Using many-to-many dimensions for queries requires more system resources, especially when you have many common dimensions and their granularity is at a low level. Resolution of a query under these conditions requires that Analysis Services get all the records of the measure group at a granularity level common to all the common dimensions—and doing so can really eat up your system resources. For more information about query resolution involving many-to-many dimensions, see Chapter 30, “Architecture of Query Execution—Retrieving Data from Storage.”

The performance of queries that use many-to-many dimensions is worse than the performance of queries that use regular dimensions. Even if you have not explicitly used a many-to-many dimension in your query, Analysis Services uses the default member from this dimension. (For more information about the default members, see Chapter 5, “Dimensions in the Conceptual Model,” and Chapter 10, “MDX Concepts.”) There is a way to query a measure group that has a many-to-many dimension without performance degradation: by defining the direct slice for your many-to-many dimension. We explain the concept of the direct slice in the next section, “Measure Expressions.”

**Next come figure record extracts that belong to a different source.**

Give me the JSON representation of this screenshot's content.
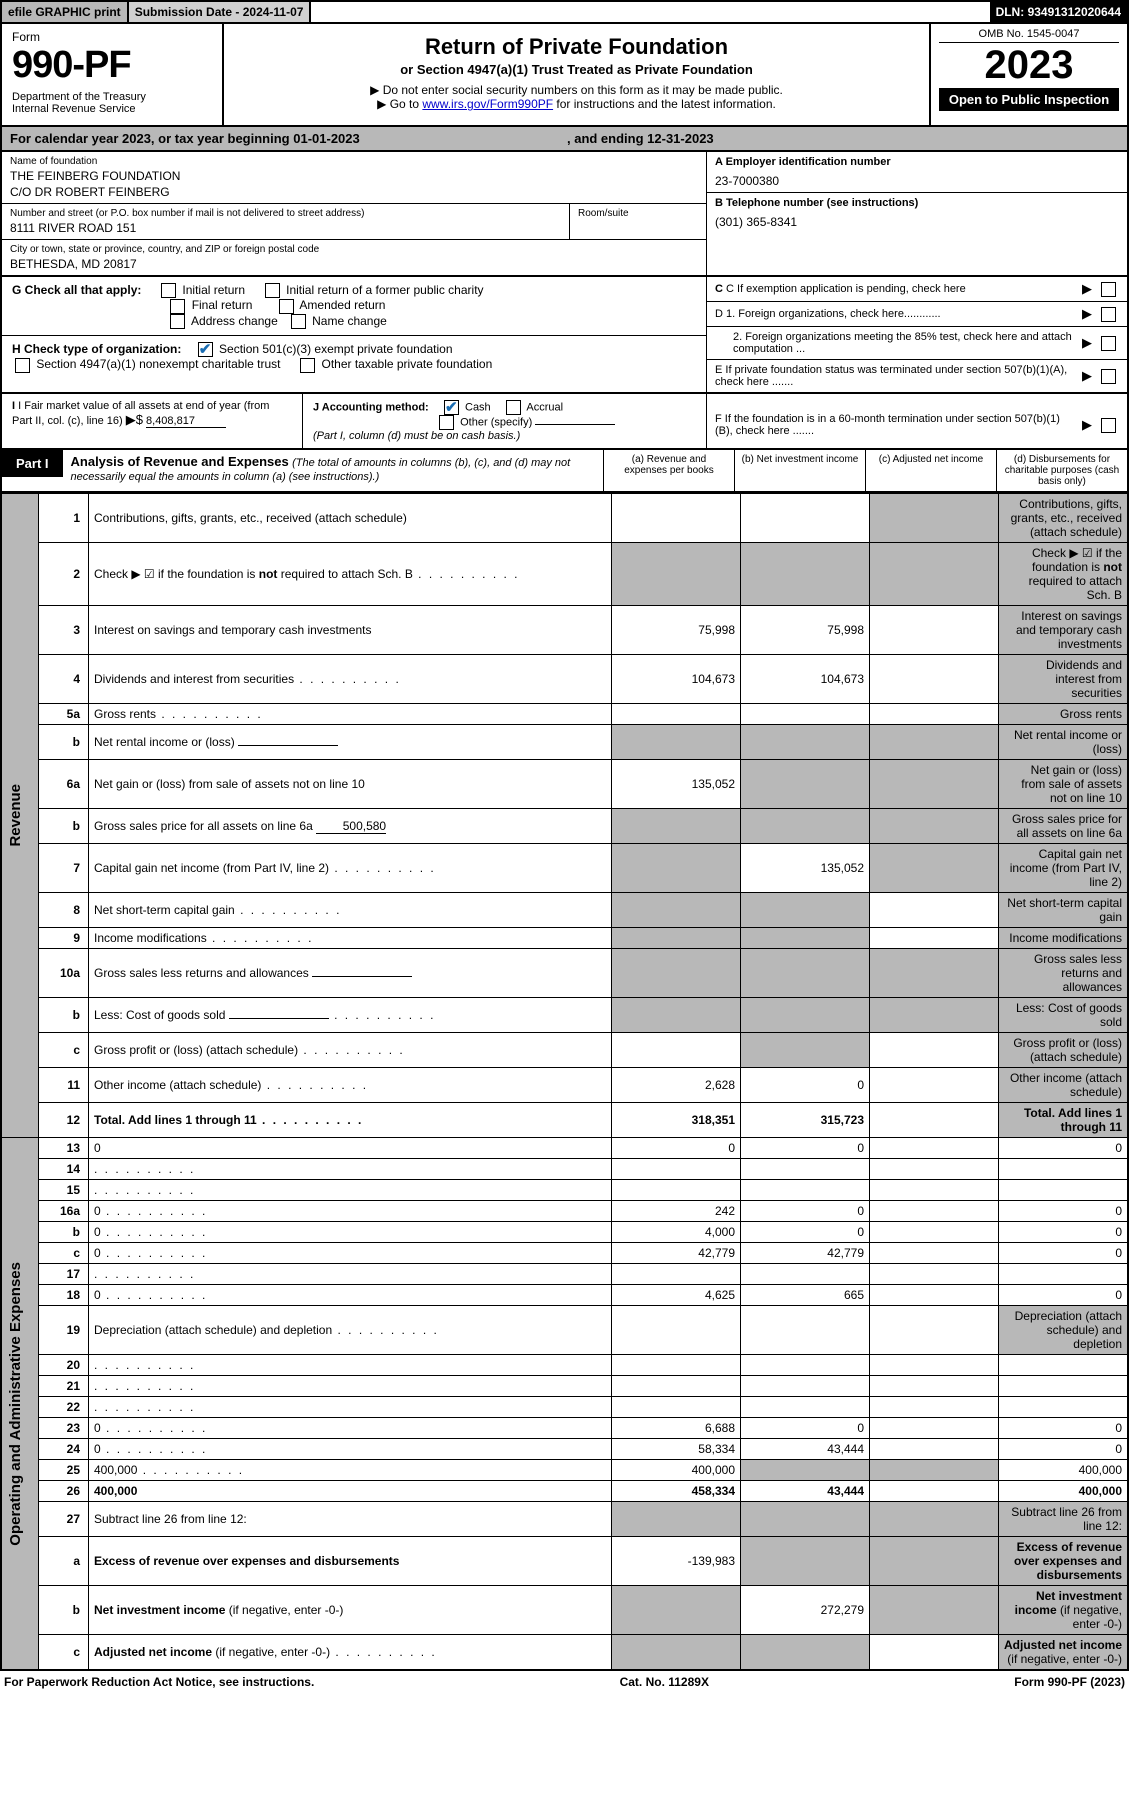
{
  "topbar": {
    "efile": "efile GRAPHIC print",
    "subdate_label": "Submission Date - ",
    "subdate": "2024-11-07",
    "dln_label": "DLN: ",
    "dln": "93491312020644"
  },
  "header": {
    "form_label": "Form",
    "form_no": "990-PF",
    "dept": "Department of the Treasury",
    "irs": "Internal Revenue Service",
    "title": "Return of Private Foundation",
    "subtitle": "or Section 4947(a)(1) Trust Treated as Private Foundation",
    "instr1": "▶ Do not enter social security numbers on this form as it may be made public.",
    "instr2_pre": "▶ Go to ",
    "instr2_link": "www.irs.gov/Form990PF",
    "instr2_post": " for instructions and the latest information.",
    "omb": "OMB No. 1545-0047",
    "year": "2023",
    "open": "Open to Public Inspection"
  },
  "calendar": {
    "pre": "For calendar year 2023, or tax year beginning ",
    "begin": "01-01-2023",
    "mid": " , and ending ",
    "end": "12-31-2023"
  },
  "ident": {
    "name_label": "Name of foundation",
    "name1": "THE FEINBERG FOUNDATION",
    "name2": "C/O DR ROBERT FEINBERG",
    "addr_label": "Number and street (or P.O. box number if mail is not delivered to street address)",
    "addr": "8111 RIVER ROAD 151",
    "room_label": "Room/suite",
    "city_label": "City or town, state or province, country, and ZIP or foreign postal code",
    "city": "BETHESDA, MD  20817",
    "ein_label": "A Employer identification number",
    "ein": "23-7000380",
    "phone_label": "B Telephone number (see instructions)",
    "phone": "(301) 365-8341",
    "c_label": "C If exemption application is pending, check here",
    "d1": "D 1. Foreign organizations, check here............",
    "d2": "2. Foreign organizations meeting the 85% test, check here and attach computation ...",
    "e_label": "E  If private foundation status was terminated under section 507(b)(1)(A), check here .......",
    "f_label": "F  If the foundation is in a 60-month termination under section 507(b)(1)(B), check here ......."
  },
  "g": {
    "label": "G Check all that apply:",
    "initial": "Initial return",
    "initial_former": "Initial return of a former public charity",
    "final": "Final return",
    "amended": "Amended return",
    "addr_change": "Address change",
    "name_change": "Name change"
  },
  "h": {
    "label": "H Check type of organization:",
    "s501": "Section 501(c)(3) exempt private foundation",
    "s4947": "Section 4947(a)(1) nonexempt charitable trust",
    "other_tax": "Other taxable private foundation"
  },
  "i": {
    "label": "I Fair market value of all assets at end of year (from Part II, col. (c), line 16)",
    "arrow": "▶$",
    "value": "8,408,817"
  },
  "j": {
    "label": "J Accounting method:",
    "cash": "Cash",
    "accrual": "Accrual",
    "other": "Other (specify)",
    "note": "(Part I, column (d) must be on cash basis.)"
  },
  "part1": {
    "tab": "Part I",
    "title": "Analysis of Revenue and Expenses",
    "note": "(The total of amounts in columns (b), (c), and (d) may not necessarily equal the amounts in column (a) (see instructions).)",
    "col_a": "(a) Revenue and expenses per books",
    "col_b": "(b) Net investment income",
    "col_c": "(c) Adjusted net income",
    "col_d": "(d) Disbursements for charitable purposes (cash basis only)"
  },
  "side": {
    "revenue": "Revenue",
    "expenses": "Operating and Administrative Expenses"
  },
  "rows": [
    {
      "n": "1",
      "d": "Contributions, gifts, grants, etc., received (attach schedule)",
      "a": "",
      "b": "",
      "c_shade": true,
      "d_shade": true
    },
    {
      "n": "2",
      "d": "Check ▶ ☑ if the foundation is <b>not</b> required to attach Sch. B",
      "a_shade": true,
      "b_shade": true,
      "c_shade": true,
      "d_shade": true,
      "dots": true
    },
    {
      "n": "3",
      "d": "Interest on savings and temporary cash investments",
      "a": "75,998",
      "b": "75,998",
      "c": "",
      "d_shade": true
    },
    {
      "n": "4",
      "d": "Dividends and interest from securities",
      "a": "104,673",
      "b": "104,673",
      "c": "",
      "d_shade": true,
      "dots": true
    },
    {
      "n": "5a",
      "d": "Gross rents",
      "a": "",
      "b": "",
      "c": "",
      "d_shade": true,
      "dots": true
    },
    {
      "n": "b",
      "d": "Net rental income or (loss)",
      "a_shade": true,
      "b_shade": true,
      "c_shade": true,
      "d_shade": true,
      "inline_under": true
    },
    {
      "n": "6a",
      "d": "Net gain or (loss) from sale of assets not on line 10",
      "a": "135,052",
      "b_shade": true,
      "c_shade": true,
      "d_shade": true
    },
    {
      "n": "b",
      "d": "Gross sales price for all assets on line 6a",
      "inline_val": "500,580",
      "a_shade": true,
      "b_shade": true,
      "c_shade": true,
      "d_shade": true
    },
    {
      "n": "7",
      "d": "Capital gain net income (from Part IV, line 2)",
      "a_shade": true,
      "b": "135,052",
      "c_shade": true,
      "d_shade": true,
      "dots": true
    },
    {
      "n": "8",
      "d": "Net short-term capital gain",
      "a_shade": true,
      "b_shade": true,
      "c": "",
      "d_shade": true,
      "dots": true
    },
    {
      "n": "9",
      "d": "Income modifications",
      "a_shade": true,
      "b_shade": true,
      "c": "",
      "d_shade": true,
      "dots": true
    },
    {
      "n": "10a",
      "d": "Gross sales less returns and allowances",
      "a_shade": true,
      "b_shade": true,
      "c_shade": true,
      "d_shade": true,
      "inline_under": true
    },
    {
      "n": "b",
      "d": "Less: Cost of goods sold",
      "a_shade": true,
      "b_shade": true,
      "c_shade": true,
      "d_shade": true,
      "inline_under": true,
      "dots": true
    },
    {
      "n": "c",
      "d": "Gross profit or (loss) (attach schedule)",
      "a": "",
      "b_shade": true,
      "c": "",
      "d_shade": true,
      "dots": true
    },
    {
      "n": "11",
      "d": "Other income (attach schedule)",
      "a": "2,628",
      "b": "0",
      "c": "",
      "d_shade": true,
      "dots": true
    },
    {
      "n": "12",
      "d": "<b>Total.</b> Add lines 1 through 11",
      "a": "318,351",
      "b": "315,723",
      "c": "",
      "d_shade": true,
      "dots": true,
      "bold": true
    }
  ],
  "exp_rows": [
    {
      "n": "13",
      "d": "0",
      "a": "0",
      "b": "0",
      "c": ""
    },
    {
      "n": "14",
      "d": "",
      "a": "",
      "b": "",
      "c": "",
      "dots": true
    },
    {
      "n": "15",
      "d": "",
      "a": "",
      "b": "",
      "c": "",
      "dots": true
    },
    {
      "n": "16a",
      "d": "0",
      "a": "242",
      "b": "0",
      "c": "",
      "dots": true
    },
    {
      "n": "b",
      "d": "0",
      "a": "4,000",
      "b": "0",
      "c": "",
      "dots": true
    },
    {
      "n": "c",
      "d": "0",
      "a": "42,779",
      "b": "42,779",
      "c": "",
      "dots": true
    },
    {
      "n": "17",
      "d": "",
      "a": "",
      "b": "",
      "c": "",
      "dots": true
    },
    {
      "n": "18",
      "d": "0",
      "a": "4,625",
      "b": "665",
      "c": "",
      "dots": true
    },
    {
      "n": "19",
      "d": "Depreciation (attach schedule) and depletion",
      "a": "",
      "b": "",
      "c": "",
      "d_shade": true,
      "dots": true
    },
    {
      "n": "20",
      "d": "",
      "a": "",
      "b": "",
      "c": "",
      "dots": true
    },
    {
      "n": "21",
      "d": "",
      "a": "",
      "b": "",
      "c": "",
      "dots": true
    },
    {
      "n": "22",
      "d": "",
      "a": "",
      "b": "",
      "c": "",
      "dots": true
    },
    {
      "n": "23",
      "d": "0",
      "a": "6,688",
      "b": "0",
      "c": "",
      "dots": true
    },
    {
      "n": "24",
      "d": "0",
      "a": "58,334",
      "b": "43,444",
      "c": "",
      "dots": true
    },
    {
      "n": "25",
      "d": "400,000",
      "a": "400,000",
      "b_shade": true,
      "c_shade": true,
      "dots": true
    },
    {
      "n": "26",
      "d": "400,000",
      "a": "458,334",
      "b": "43,444",
      "c": "",
      "bold": true
    }
  ],
  "net_rows": [
    {
      "n": "27",
      "d": "Subtract line 26 from line 12:",
      "a_shade": true,
      "b_shade": true,
      "c_shade": true,
      "d_shade": true
    },
    {
      "n": "a",
      "d": "<b>Excess of revenue over expenses and disbursements</b>",
      "a": "-139,983",
      "b_shade": true,
      "c_shade": true,
      "d_shade": true
    },
    {
      "n": "b",
      "d": "<b>Net investment income</b> (if negative, enter -0-)",
      "a_shade": true,
      "b": "272,279",
      "c_shade": true,
      "d_shade": true
    },
    {
      "n": "c",
      "d": "<b>Adjusted net income</b> (if negative, enter -0-)",
      "a_shade": true,
      "b_shade": true,
      "c": "",
      "d_shade": true,
      "dots": true
    }
  ],
  "footer": {
    "left": "For Paperwork Reduction Act Notice, see instructions.",
    "mid": "Cat. No. 11289X",
    "right": "Form 990-PF (2023)"
  }
}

When it comes to loading data into a measure group and indexing it, many-to-many dimensions work pretty much the same way that indirect referenced dimensions work: The data in the measure group isn’t loaded by the dimension, and the measure group isn’t indexed by the dimension. Indeed, a many-to-many dimension is an indirect dimension. When an indirect dimension is changed, or added to, or removed from a measure group, the measure group doesn’t require reloading and re-indexing. There is no need to reload and re-index your measure group if there is a change in the intermediate measure group that binds the dimension to your measure group.